Parmi les nouvelles obligations qui pèsent sur les responsables de traitement figure la réalisation d’une analyse d’impact.
L’article 35 du règlement général sur la protection des données (1) prévoit ainsi que lorsqu’un type de traitement est susceptible d’engendrer un risque élevé pour les droits et libertés des personnes physiques, le responsable de traitement effectue une analyse de l’impact des opérations de traitement envisagées sur la protection des données à caractère personnel.
Il est précisé qu’une seule et même analyse peut porter sur un ensemble d’opérations de traitement similaires qui présentent des risques élevés similaires.
Risque élevé. Pour évaluer si un type de traitement peut engendrer un risque élevé, il convient de prendre en compte le recours à des nouvelles technologies, ainsi que la nature, la portée, le contexte et les finalités du traitement.
L’article 35 du règlement décrit plusieurs situations dans lesquelles une analyse d’impact relative à la protection des données sera requise, à savoir :
- « l’évaluation systématique et approfondie d’aspects personnels concernant des personnes physiques, qui est fondée sur un traitement automatisé, y compris le profilage, et sur la base de laquelle sont prises des décisions produisant des effets juridiques à l’égard d’une personne physique ou l’affectant de manière significative de façon similaire ;
- le traitement à grande échelle de catégories particulières de données visées à l’article 9, paragraphe 1 (2), ou de données à caractère personnel relatives à des condamnations pénales et à des infractions visées à l’article 10 ; ou
- la surveillance systématique à grande échelle d’une zone accessible au public ».
A ce jour, les contours de la notion de « risque élevé » demeurent relativement flous. Le Groupe de l’article 29, qui rassemble les autorités de protection des données de l’Union européenne, pourrait toutefois être amené à préciser cette notion d’ici la fin de l’année 2016 (3).
Par ailleurs, l’article 35 du règlement prévoit que les autorités de contrôle établiront et publieront des listes recensant :
- les types d’opérations de traitement pour lesquelles une analyse d’impact relative à la protection des données est requise ;
- les types d’opérations de traitement pour lesquelles aucune analyse d’impact relative à la protection des données n’est requise.
Eléments de méthodologie.
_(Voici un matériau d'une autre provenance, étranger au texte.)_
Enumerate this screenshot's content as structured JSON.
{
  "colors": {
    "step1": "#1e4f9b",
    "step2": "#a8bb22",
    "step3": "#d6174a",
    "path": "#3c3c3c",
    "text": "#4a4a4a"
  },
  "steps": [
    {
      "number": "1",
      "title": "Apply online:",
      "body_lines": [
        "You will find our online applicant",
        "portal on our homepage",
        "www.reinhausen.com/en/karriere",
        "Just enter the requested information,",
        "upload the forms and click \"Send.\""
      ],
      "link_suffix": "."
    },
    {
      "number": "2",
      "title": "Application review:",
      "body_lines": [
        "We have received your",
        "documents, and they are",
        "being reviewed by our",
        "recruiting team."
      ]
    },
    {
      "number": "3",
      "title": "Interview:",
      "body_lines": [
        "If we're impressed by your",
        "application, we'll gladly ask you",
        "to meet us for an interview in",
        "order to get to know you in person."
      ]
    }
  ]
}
L’article 35 du règlement précise que le responsable de traitement effectue une analyse d’impact « avant le traitement ».
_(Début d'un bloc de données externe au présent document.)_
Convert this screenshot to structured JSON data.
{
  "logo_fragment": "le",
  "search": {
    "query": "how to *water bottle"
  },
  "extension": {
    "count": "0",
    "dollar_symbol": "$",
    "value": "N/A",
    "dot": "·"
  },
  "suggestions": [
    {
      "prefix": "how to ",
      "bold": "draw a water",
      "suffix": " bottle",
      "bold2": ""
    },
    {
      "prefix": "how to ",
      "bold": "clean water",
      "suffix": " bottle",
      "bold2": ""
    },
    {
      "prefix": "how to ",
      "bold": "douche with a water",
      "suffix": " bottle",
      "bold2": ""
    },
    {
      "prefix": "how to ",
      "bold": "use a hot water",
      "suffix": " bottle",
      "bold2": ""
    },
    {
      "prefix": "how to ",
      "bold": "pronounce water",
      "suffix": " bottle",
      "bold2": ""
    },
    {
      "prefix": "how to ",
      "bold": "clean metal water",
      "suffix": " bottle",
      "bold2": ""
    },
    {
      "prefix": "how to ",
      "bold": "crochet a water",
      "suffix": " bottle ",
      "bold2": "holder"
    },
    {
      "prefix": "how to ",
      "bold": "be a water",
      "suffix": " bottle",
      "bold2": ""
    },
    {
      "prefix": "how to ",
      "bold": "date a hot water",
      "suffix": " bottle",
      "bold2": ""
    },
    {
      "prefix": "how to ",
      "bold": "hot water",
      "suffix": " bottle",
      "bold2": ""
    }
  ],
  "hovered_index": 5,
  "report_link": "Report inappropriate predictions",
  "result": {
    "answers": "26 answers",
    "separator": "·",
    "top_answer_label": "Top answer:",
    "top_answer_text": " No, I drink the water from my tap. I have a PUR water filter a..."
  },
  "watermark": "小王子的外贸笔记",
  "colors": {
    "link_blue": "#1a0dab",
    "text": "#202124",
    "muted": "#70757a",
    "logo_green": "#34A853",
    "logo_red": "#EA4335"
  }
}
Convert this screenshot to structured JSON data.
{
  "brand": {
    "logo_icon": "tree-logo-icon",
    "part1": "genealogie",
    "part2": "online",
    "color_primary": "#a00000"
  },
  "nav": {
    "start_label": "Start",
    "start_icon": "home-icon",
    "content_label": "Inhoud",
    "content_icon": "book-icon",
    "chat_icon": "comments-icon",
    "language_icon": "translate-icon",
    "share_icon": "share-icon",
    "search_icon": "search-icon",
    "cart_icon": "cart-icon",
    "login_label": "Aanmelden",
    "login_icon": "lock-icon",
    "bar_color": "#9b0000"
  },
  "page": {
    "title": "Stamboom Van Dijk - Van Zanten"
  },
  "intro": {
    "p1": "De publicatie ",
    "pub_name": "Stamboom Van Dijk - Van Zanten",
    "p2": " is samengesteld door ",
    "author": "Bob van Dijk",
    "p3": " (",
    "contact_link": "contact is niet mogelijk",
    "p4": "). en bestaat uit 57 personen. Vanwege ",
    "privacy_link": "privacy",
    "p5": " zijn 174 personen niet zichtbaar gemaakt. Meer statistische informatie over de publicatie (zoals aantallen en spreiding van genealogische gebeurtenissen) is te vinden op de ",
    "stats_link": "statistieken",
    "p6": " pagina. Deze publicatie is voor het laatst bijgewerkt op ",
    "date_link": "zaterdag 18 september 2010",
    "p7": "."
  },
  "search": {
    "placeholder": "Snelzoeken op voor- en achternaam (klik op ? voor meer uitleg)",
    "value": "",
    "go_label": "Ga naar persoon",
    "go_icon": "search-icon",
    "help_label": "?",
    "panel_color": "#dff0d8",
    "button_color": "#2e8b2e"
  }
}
Lorsqu’il effectue cette analyse, il demande conseil au délégué à la protection des données, dans le cas où un tel délégué a été désigné.
Concernant le contenu de cette analyse d’impact, celle-ci doit contenir au moins :
- « une description systématique des opérations de traitement envisagées et des finalités du traitement, y compris, le cas échéant, l’intérêt légitime poursuivi par le responsable de traitement ;
- une évaluation de la nécessité et de la proportionnalité des opérations de traitement au regard des finalités ;
- une évaluation des risques pour les droits et libertés des personnes concernées (…) ; et
- les mesures envisagées pour faire face aux risques, y compris les garanties, mesures et mécanismes de sécurité visant à assurer la protection des données à caractère personnel et à apporter la preuve du respect du présent règlement, compte tenu des droits et des intérêts légitimes des personnes concernées et des autres personnes affectées ».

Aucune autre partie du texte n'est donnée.